- Genre: Sketch comedy
- Created by: Claude Brooks Danny Castro Anthony Marshall Perry Landesberg Jacob Septimus Wordsworth BabeePower
- Written by: Hugh Moore Adam Strohl K. Snyder Vito Viscomi Wordsworth BabeePower MasterFuol Jeffrey Fortson Douglas Abeles
- Directed by: Paul Casey Terri McCoy Sue Wolf
- Starring: Wordsworth BabeePower Master Fuol Jordan Black Marty Belafsky Heather McDonald Mike Ricca Tracee Ellis Ross Dartanyan Edmonds
- Country of origin: United States
- Original language: English
- No. of seasons: 2

Production
- Executive producers: Jim Biederman Claude Brooks Dan Redican, Rachel Broker, Stacy Bronte
- Producers: Danny Castro CK Gillen Richard G. King Perry Landesberg Anthony Marshall Jacob Septimus BabeePower
- Running time: 30 mins. (approx)

Original release
- Network: MTV
- Release: February 8, 2000 – January 1, 2001

= The Lyricist Lounge Show =

American sketch comedy series

The Lyricist Lounge Show is an American sketch comedy series that aired on MTV from 2000 to 2001 that combined hip-hop music with raps interspersed throughout the sketches. As Wordsworth, BabeePower, and Master Fuol rap on the theme song: "Welcome to the lyricist lounge show, it's rappin' and actin', laughin', clappin', lights, cameras, action, we're the first ones to ever place a sketch to a beat, it's the avenue the street where hip hop and comedy meet..." The show is also noted as the first program to feature Tracee Ellis Ross before she stars on the UPN sitcom Girlfriends.

==History==
MTV's The Lyricist Lounge Show had its roots in New York City's "Lyricist Lounge", a hip hop show case founded by Danny Castro and Anthony Marshall, which featured up and coming musical artists, many of whom have gone on to huge success, including Sean Combs, Notorious B.I.G., and Eminem. The showcase quickly outgrew the studio apartment where it was originally held and was forced to move to larger sold-out venues which eventually led to a record deal for compilation CDs featuring Lyricist Lounge performers. A national tour followed, headlined by top hip-hop artists and showcasing unsigned talent.

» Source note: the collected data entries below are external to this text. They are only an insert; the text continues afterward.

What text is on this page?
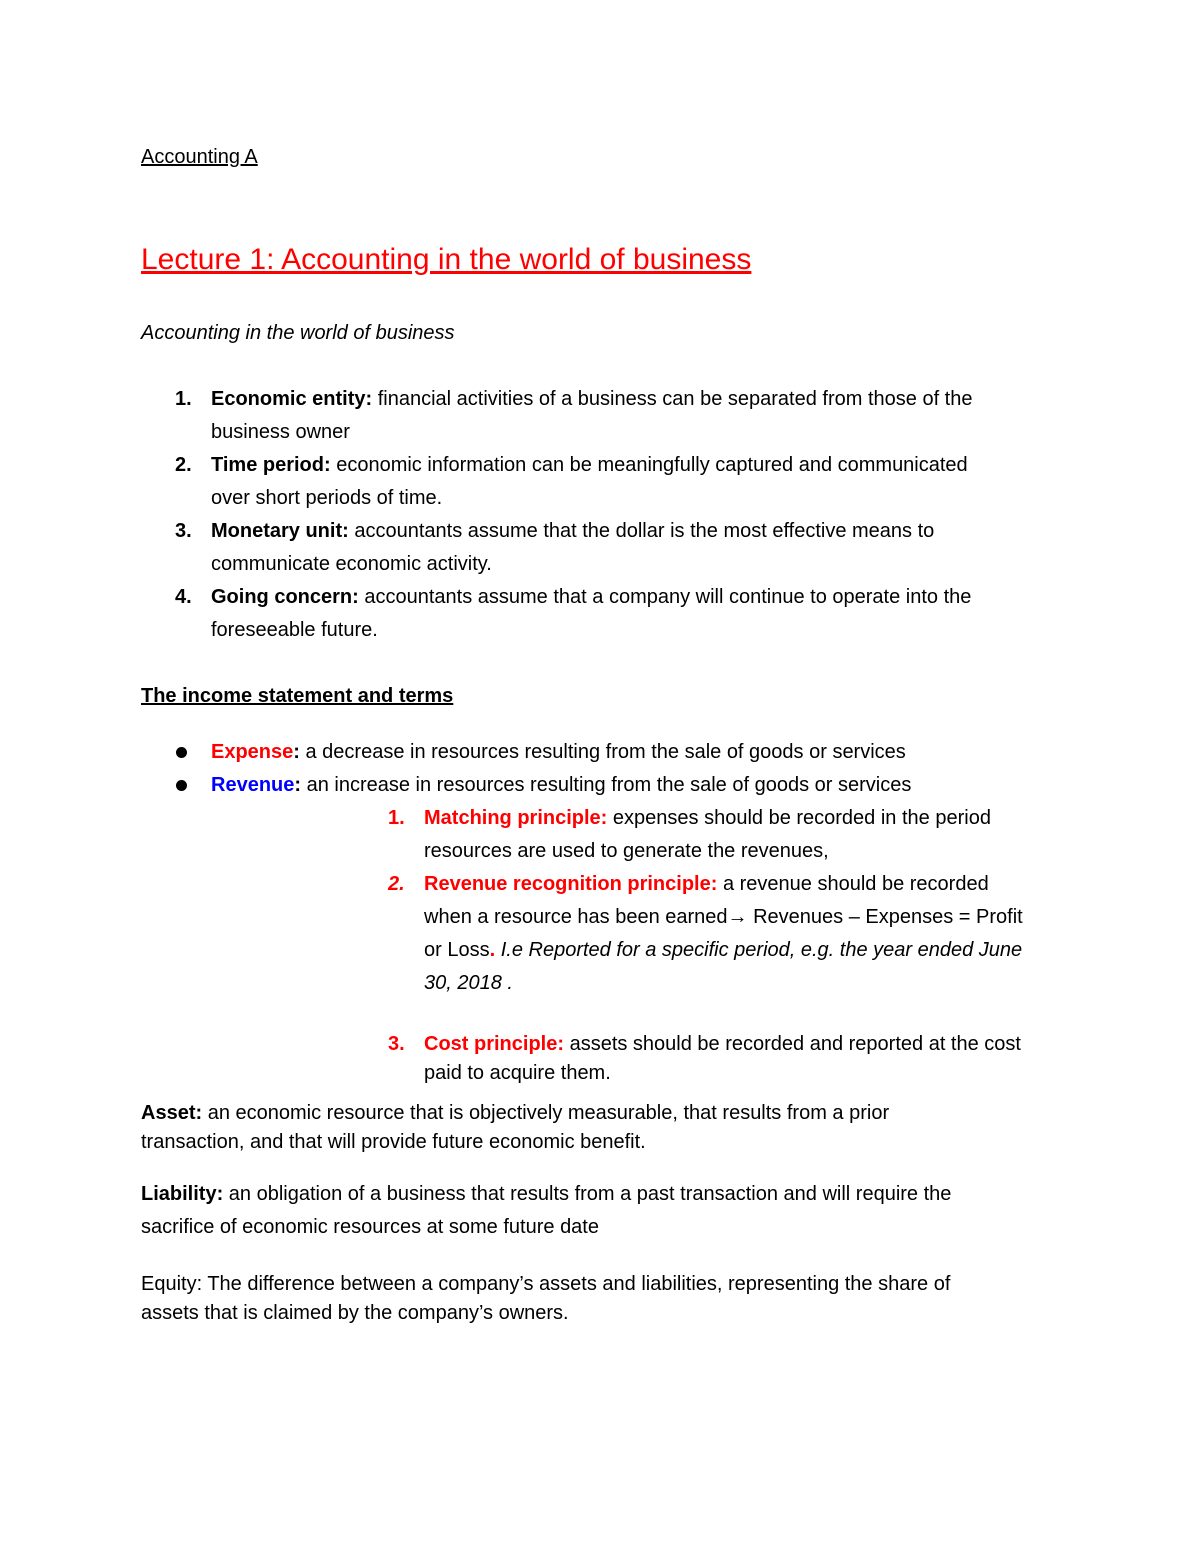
Accounting A
Lecture 1: Accounting in the world of business
Accounting in the world of business
1. Economic entity: financial activities of a business can be separated from those of the
business owner
2. Time period: economic information can be meaningfully captured and communicated
over short periods of time.
3. Monetary unit: accountants assume that the dollar is the most effective means to
communicate economic activity.
4. Going concern: accountants assume that a company will continue to operate into the
foreseeable future.
The income statement and terms
Expense: a decrease in resources resulting from the sale of goods or services
Revenue: an increase in resources resulting from the sale of goods or services
1. Matching principle: expenses should be recorded in the period
resources are used to generate the revenues,
2. Revenue recognition principle: a revenue should be recorded
when a resource has been earned→ Revenues – Expenses = Profit
or Loss. I.e Reported for a specific period, e.g. the year ended June
30, 2018 .
3. Cost principle: assets should be recorded and reported at the cost
paid to acquire them.
Asset: an economic resource that is objectively measurable, that results from a prior
transaction, and that will provide future economic benefit.
Liability: an obligation of a business that results from a past transaction and will require the
sacrifice of economic resources at some future date
Equity: The difference between a company’s assets and liabilities, representing the share of
assets that is claimed by the company’s owners.
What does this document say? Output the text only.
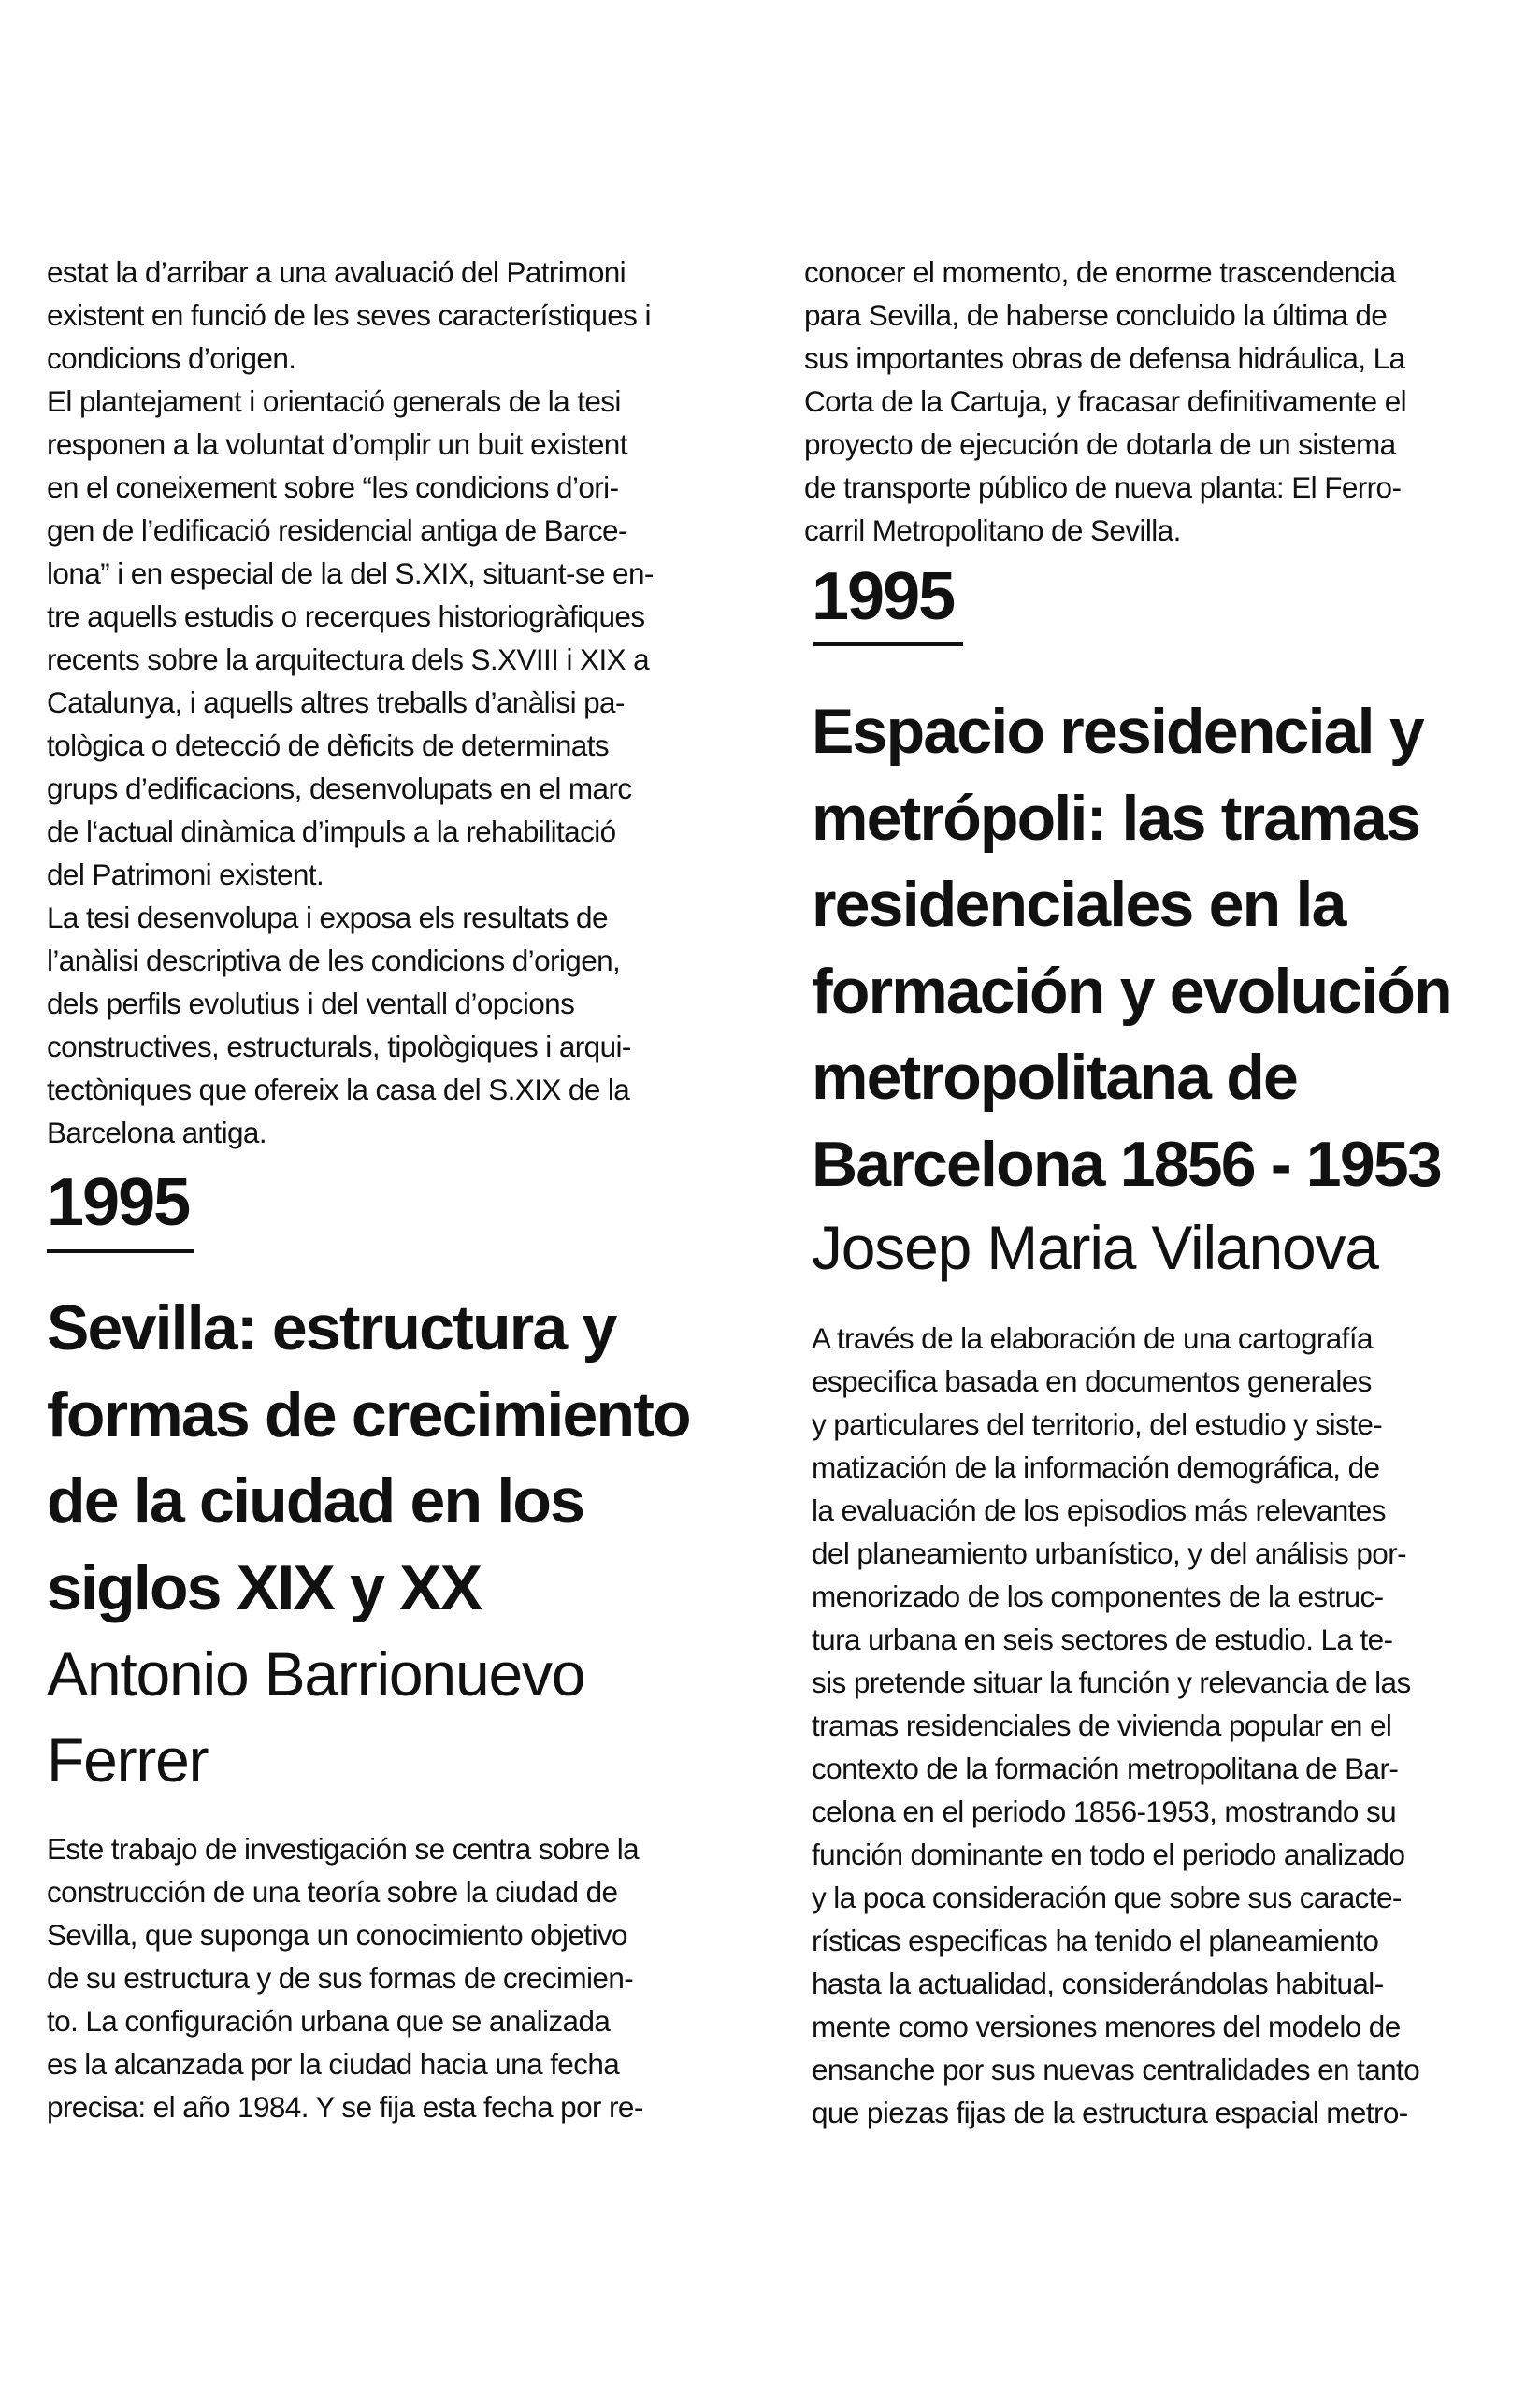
estat la d’arribar a una avaluació del Patrimoni
existent en funció de les seves característiques i
condicions d’origen.
El plantejament i orientació generals de la tesi
responen a la voluntat d’omplir un buit existent
en el coneixement sobre “les condicions d’ori-
gen de l’edificació residencial antiga de Barce-
lona” i en especial de la del S.XIX, situant-se en-
tre aquells estudis o recerques historiogràfiques
recents sobre la arquitectura dels S.XVIII i XIX a
Catalunya, i aquells altres treballs d’anàlisi pa-
tològica o detecció de dèficits de determinats
grups d’edificacions, desenvolupats en el marc
de l‘actual dinàmica d’impuls a la rehabilitació
del Patrimoni existent.
La tesi desenvolupa i exposa els resultats de
l’anàlisi descriptiva de les condicions d’origen,
dels perfils evolutius i del ventall d’opcions
constructives, estructurals, tipològiques i arqui-
tectòniques que ofereix la casa del S.XIX de la
Barcelona antiga.
1995
Sevilla: estructura y
formas de crecimiento
de la ciudad en los
siglos XIX y XX
Antonio Barrionuevo
Ferrer
Este trabajo de investigación se centra sobre la
construcción de una teoría sobre la ciudad de
Sevilla, que suponga un conocimiento objetivo
de su estructura y de sus formas de crecimien-
to. La configuración urbana que se analizada
es la alcanzada por la ciudad hacia una fecha
precisa: el año 1984. Y se fija esta fecha por re-
conocer el momento, de enorme trascendencia
para Sevilla, de haberse concluido la última de
sus importantes obras de defensa hidráulica, La
Corta de la Cartuja, y fracasar definitivamente el
proyecto de ejecución de dotarla de un sistema
de transporte público de nueva planta: El Ferro-
carril Metropolitano de Sevilla.
1995
Espacio residencial y
metrópoli: las tramas
residenciales en la
formación y evolución
metropolitana de
Barcelona 1856 - 1953
Josep Maria Vilanova
A través de la elaboración de una cartografía
especifica basada en documentos generales
y particulares del territorio, del estudio y siste-
matización de la información demográfica, de
la evaluación de los episodios más relevantes
del planeamiento urbanístico, y del análisis por-
menorizado de los componentes de la estruc-
tura urbana en seis sectores de estudio. La te-
sis pretende situar la función y relevancia de las
tramas residenciales de vivienda popular en el
contexto de la formación metropolitana de Bar-
celona en el periodo 1856-1953, mostrando su
función dominante en todo el periodo analizado
y la poca consideración que sobre sus caracte-
rísticas especificas ha tenido el planeamiento
hasta la actualidad, considerándolas habitual-
mente como versiones menores del modelo de
ensanche por sus nuevas centralidades en tanto
que piezas fijas de la estructura espacial metro-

The series was created by Danny Castro, Anthony Marshall, Perry Landesberg, Rawkus Records Producer DJ Etch-A-Sketch, and Jacob Septimus of the Lyricist Lounge in New York along with the creative vision of executive producers Stacy Bronte and Rachel Broker. The show was pitched as a freestyle comedy jam with skits shot on location and in a loose studio setting. This approach was pushed aside by initial executive producer Claude Brooks, a product of sitcom television acting and producing, who insisted on shooting the show live to tape, with a studio audience. This approach proved to be too expensive and time-consuming and doomed the show at the outset. During the second season, executive producer Jim Beiderman tried to modify the format to return to the creators' original premise, but by that time the show had already established itself.

==Synopsis==
The Lyricist Lounge Show combined traditional comedic skits with the breakthrough concept of lyrical sketches, an innovative convergence of hip-hop music and theatrical narratives. Farcical comedic sketches pushed the envelope of political correctness, while lyrical acts showcased the talent of the show's resident rappers, who performed humorous vignettes with rhyming dialogue and hip hop beats. The lyrical sketches featured a variety of hip hop artists such as Q-Tip, Mos Def, Cee-Lo, Common, Tash, Snoop Dogg, Erykah Badu, Krayzie Bone, Slick Rick, MC Lyte, Rawkus Records Producer, DJ Etch-A-Sketch, and a host of others.

The ensemble cast of the series included rappers Wordsworth, Master Fuol, and Baby Power (aka BabeePower). All three were responsible for creating, writing, and producing the lyrical sketches. Def Jef appeared as a frequent collaborator. Marty Belafsky, Tracee Ellis Ross, Heather McDonald, Mike Ricca, Dartanyan Edmonds, and Jordan Black formed the comedic side of the cast, each with their own original brand of humor. Due to high production costs and conflict between the show's producers and MTV, the show lasted for only two seasons.